Мое сердце замирало от счастья. Крыша была усеяна воркующей стаей «мохноногих», «зобастых» и «турманов». Они гордо расхаживали по карнизам и при каждом взрыве испуганно взлетали.
Теперь ребятишки азартно соревновались друг с другом. Чьи голуби лучше делают «турмана»и выше всех поднимаются? Особенно ценились голуби, которые, делая круги, поднимались так высоко, что совсем скрывались из виду.
Их можно было разглядеть только в цейсовский бинокль городского головы, но бинокля уже не было, да и самого городского полову давно уже расстреляли приятели брата.

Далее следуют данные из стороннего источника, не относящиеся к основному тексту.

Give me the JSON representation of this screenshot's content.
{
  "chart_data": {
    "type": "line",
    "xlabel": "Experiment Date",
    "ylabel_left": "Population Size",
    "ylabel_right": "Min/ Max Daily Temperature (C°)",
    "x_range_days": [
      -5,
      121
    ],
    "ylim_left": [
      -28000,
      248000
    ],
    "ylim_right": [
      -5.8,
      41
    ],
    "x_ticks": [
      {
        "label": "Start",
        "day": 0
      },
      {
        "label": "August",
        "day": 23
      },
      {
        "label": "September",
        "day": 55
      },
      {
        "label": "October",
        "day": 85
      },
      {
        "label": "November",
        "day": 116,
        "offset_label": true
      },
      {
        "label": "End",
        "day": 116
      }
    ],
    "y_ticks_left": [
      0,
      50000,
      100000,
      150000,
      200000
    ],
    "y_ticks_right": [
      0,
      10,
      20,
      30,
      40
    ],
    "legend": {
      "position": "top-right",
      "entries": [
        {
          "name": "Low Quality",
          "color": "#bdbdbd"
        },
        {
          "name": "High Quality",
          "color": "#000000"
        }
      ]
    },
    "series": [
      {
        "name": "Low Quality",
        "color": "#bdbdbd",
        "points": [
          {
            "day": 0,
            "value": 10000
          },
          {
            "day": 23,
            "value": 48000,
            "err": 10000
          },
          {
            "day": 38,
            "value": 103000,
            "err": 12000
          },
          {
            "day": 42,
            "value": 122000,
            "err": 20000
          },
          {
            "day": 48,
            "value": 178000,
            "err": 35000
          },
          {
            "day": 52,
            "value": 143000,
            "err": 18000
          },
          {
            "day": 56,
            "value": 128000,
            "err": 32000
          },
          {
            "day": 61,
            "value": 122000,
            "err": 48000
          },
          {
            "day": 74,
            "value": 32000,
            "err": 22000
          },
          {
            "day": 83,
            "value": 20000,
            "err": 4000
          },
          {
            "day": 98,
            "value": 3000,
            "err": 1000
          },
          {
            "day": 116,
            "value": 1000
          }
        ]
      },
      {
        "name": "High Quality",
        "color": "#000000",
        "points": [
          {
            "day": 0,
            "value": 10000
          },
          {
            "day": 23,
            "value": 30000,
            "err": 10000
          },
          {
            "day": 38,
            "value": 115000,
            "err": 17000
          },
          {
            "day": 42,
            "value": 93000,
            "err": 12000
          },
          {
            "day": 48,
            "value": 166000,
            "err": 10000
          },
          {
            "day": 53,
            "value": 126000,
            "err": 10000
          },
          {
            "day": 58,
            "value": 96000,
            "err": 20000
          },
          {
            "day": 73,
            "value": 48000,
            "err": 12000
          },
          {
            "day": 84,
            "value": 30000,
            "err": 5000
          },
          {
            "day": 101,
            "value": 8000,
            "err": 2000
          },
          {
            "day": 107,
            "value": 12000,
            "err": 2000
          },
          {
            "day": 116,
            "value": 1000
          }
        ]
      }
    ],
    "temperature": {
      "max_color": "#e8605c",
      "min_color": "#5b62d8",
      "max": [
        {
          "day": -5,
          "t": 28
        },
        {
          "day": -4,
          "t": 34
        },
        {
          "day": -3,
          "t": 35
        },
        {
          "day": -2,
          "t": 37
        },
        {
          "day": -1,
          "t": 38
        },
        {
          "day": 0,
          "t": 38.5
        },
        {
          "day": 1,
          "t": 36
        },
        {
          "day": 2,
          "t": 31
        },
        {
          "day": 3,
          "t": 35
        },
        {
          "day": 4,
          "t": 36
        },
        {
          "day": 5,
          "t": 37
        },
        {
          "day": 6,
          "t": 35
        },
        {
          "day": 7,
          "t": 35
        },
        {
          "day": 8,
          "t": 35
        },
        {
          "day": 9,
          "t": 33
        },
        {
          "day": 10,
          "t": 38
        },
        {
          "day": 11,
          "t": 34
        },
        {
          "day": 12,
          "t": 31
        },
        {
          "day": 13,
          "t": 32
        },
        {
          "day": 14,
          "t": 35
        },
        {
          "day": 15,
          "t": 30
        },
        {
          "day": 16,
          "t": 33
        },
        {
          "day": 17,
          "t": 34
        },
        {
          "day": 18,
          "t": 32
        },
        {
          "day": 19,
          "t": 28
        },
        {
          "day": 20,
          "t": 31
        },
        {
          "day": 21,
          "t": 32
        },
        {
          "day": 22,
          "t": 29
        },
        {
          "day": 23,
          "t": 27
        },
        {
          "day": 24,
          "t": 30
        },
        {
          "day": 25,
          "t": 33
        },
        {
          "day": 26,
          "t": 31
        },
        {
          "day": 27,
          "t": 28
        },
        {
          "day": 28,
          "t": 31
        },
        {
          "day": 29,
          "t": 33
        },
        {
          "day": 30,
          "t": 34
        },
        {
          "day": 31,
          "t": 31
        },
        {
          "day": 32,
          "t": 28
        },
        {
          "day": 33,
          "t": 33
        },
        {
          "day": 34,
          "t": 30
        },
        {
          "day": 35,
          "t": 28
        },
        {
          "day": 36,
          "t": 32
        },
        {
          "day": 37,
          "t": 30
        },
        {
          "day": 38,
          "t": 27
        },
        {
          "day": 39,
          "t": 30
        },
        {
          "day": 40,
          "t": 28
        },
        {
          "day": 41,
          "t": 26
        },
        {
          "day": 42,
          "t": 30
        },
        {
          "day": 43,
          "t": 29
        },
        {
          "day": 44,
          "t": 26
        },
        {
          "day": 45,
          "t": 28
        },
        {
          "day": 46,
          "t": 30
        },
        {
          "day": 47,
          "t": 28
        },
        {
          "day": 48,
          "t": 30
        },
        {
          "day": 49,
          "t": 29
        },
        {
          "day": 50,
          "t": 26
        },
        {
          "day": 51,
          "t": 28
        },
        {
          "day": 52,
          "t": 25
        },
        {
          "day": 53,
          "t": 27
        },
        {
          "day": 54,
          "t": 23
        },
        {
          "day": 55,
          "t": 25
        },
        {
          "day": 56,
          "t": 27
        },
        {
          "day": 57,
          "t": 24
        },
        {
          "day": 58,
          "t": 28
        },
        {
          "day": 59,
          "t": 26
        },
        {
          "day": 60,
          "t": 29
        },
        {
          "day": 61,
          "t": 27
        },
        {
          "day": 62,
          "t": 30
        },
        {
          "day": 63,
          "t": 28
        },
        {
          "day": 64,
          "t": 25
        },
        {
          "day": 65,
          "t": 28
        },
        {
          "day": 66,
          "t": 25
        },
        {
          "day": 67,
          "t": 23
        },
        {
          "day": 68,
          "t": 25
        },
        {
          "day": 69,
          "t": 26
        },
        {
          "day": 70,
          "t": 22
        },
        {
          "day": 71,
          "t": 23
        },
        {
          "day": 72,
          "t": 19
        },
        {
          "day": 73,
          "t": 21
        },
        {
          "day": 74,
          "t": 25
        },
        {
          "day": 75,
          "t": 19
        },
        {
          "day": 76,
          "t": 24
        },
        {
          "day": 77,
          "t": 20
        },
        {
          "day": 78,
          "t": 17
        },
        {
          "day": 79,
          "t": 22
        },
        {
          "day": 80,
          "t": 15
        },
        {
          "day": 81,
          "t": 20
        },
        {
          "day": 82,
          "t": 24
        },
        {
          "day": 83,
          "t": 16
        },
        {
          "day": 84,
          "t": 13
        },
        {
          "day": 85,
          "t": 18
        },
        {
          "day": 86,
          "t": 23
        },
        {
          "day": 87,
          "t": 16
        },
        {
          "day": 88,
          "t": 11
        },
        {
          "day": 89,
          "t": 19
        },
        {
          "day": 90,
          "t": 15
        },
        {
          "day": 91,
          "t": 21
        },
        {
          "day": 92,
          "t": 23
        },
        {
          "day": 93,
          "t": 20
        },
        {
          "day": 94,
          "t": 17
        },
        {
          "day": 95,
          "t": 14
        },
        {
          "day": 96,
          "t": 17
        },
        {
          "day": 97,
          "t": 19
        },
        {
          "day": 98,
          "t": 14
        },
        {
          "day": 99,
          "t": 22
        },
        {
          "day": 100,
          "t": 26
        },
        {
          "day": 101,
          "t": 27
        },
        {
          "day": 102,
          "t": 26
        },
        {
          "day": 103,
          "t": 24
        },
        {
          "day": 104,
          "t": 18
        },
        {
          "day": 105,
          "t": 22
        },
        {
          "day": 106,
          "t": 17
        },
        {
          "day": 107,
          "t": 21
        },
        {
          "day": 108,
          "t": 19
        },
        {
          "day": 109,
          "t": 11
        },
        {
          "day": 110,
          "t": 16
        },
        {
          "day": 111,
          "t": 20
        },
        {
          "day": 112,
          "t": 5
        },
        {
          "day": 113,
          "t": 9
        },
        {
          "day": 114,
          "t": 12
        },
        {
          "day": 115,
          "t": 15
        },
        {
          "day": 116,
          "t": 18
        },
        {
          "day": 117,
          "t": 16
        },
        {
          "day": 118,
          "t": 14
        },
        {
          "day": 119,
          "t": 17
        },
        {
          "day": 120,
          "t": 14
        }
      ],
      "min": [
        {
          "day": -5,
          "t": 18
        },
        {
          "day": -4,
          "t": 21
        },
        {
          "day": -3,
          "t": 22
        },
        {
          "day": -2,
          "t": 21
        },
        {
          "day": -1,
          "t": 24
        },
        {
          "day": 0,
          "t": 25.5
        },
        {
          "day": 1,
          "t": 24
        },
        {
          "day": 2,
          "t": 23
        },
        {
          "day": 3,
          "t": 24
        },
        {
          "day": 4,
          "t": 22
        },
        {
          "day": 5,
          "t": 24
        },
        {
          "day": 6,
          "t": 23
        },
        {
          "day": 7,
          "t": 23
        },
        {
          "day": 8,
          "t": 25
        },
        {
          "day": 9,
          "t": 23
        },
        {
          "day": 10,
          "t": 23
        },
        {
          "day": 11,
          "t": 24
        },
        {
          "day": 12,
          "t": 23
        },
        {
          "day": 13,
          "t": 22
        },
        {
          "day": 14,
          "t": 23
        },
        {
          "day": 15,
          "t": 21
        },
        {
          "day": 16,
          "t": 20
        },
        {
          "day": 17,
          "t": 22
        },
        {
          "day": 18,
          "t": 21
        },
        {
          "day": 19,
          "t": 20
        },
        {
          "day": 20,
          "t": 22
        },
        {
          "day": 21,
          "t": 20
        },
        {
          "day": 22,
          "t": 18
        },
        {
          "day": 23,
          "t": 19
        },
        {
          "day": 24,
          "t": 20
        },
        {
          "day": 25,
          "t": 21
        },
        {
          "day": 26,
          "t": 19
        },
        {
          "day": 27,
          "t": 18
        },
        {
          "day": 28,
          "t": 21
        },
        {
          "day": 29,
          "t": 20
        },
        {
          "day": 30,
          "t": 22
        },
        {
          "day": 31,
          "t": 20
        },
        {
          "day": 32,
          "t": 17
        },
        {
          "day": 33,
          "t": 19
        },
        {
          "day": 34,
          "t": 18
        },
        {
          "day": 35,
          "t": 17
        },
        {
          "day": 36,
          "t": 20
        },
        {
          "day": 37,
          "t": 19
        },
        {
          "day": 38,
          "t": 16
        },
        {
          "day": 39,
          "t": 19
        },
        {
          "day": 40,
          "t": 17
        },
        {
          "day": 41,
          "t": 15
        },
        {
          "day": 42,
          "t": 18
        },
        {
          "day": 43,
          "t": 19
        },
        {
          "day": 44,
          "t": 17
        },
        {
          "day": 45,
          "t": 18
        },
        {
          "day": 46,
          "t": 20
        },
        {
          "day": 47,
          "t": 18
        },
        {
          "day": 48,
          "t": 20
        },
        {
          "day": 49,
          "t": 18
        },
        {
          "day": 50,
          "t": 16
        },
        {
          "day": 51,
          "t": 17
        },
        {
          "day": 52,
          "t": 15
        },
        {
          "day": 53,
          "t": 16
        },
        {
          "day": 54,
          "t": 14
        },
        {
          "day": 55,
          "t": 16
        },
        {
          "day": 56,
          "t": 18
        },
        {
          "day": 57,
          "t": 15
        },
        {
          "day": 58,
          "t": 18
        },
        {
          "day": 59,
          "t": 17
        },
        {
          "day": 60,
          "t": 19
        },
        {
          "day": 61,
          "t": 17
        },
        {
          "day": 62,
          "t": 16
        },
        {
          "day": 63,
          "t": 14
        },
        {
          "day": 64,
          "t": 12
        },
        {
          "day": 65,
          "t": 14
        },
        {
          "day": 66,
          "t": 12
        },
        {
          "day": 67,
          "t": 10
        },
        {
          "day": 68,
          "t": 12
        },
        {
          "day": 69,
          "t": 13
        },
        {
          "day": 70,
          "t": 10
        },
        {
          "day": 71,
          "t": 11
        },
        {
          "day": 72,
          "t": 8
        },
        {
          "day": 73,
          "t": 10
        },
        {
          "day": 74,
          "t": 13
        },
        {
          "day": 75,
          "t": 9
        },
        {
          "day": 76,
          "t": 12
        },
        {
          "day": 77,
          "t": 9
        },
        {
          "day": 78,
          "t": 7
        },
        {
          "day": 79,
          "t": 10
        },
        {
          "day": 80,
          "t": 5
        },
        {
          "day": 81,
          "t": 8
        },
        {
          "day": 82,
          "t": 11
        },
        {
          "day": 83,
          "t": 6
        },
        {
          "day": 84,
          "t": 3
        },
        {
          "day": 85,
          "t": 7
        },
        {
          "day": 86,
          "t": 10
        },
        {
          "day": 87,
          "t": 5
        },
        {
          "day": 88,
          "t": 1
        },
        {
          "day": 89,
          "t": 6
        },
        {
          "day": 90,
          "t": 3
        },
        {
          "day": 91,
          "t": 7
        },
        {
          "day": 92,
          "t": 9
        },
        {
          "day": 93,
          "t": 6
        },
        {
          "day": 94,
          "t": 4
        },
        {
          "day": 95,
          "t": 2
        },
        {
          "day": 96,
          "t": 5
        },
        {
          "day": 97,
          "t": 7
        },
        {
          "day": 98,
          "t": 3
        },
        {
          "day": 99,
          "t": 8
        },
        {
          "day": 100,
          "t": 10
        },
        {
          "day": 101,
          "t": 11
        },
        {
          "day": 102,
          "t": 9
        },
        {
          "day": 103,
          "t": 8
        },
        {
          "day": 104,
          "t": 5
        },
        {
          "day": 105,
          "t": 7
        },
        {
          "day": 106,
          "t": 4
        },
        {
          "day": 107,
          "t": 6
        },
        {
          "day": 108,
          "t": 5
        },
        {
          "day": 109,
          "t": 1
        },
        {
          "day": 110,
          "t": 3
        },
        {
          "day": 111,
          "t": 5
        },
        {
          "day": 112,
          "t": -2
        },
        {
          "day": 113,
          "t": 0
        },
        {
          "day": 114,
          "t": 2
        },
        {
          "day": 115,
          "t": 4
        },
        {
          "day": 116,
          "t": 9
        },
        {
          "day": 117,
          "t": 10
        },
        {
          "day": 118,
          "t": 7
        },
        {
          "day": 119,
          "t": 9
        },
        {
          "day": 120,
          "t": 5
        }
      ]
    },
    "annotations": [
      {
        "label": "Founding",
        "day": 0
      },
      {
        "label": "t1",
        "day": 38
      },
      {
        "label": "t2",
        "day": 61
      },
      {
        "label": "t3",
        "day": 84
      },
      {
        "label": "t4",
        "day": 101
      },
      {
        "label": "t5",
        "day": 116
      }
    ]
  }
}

Голуби в этот день летали неохотно. Сделав по воздуху круга два - три, они снова садились на крышу. Они пугались взрывов и снарядов, пролетающих мимо.
Но это было только в первые дни.
Потом голуби привыкли к выстрелам. Привыкли к белым розам шрапнельных взрывов и к аэропланным бомбам, сотрясавшим город.
Голуби уже по-прежнему быстро снимались с крыши и круг за кругом уходили в глубину летней синевы. По-прежнему турманы падали камнем вниз и, внезапно распустив сложенные крылья, взмывали вверх. По-прежнему «напористые»голуби отбивали от чужих стай голубок и загоняли их в свою. Все было по-прежнему.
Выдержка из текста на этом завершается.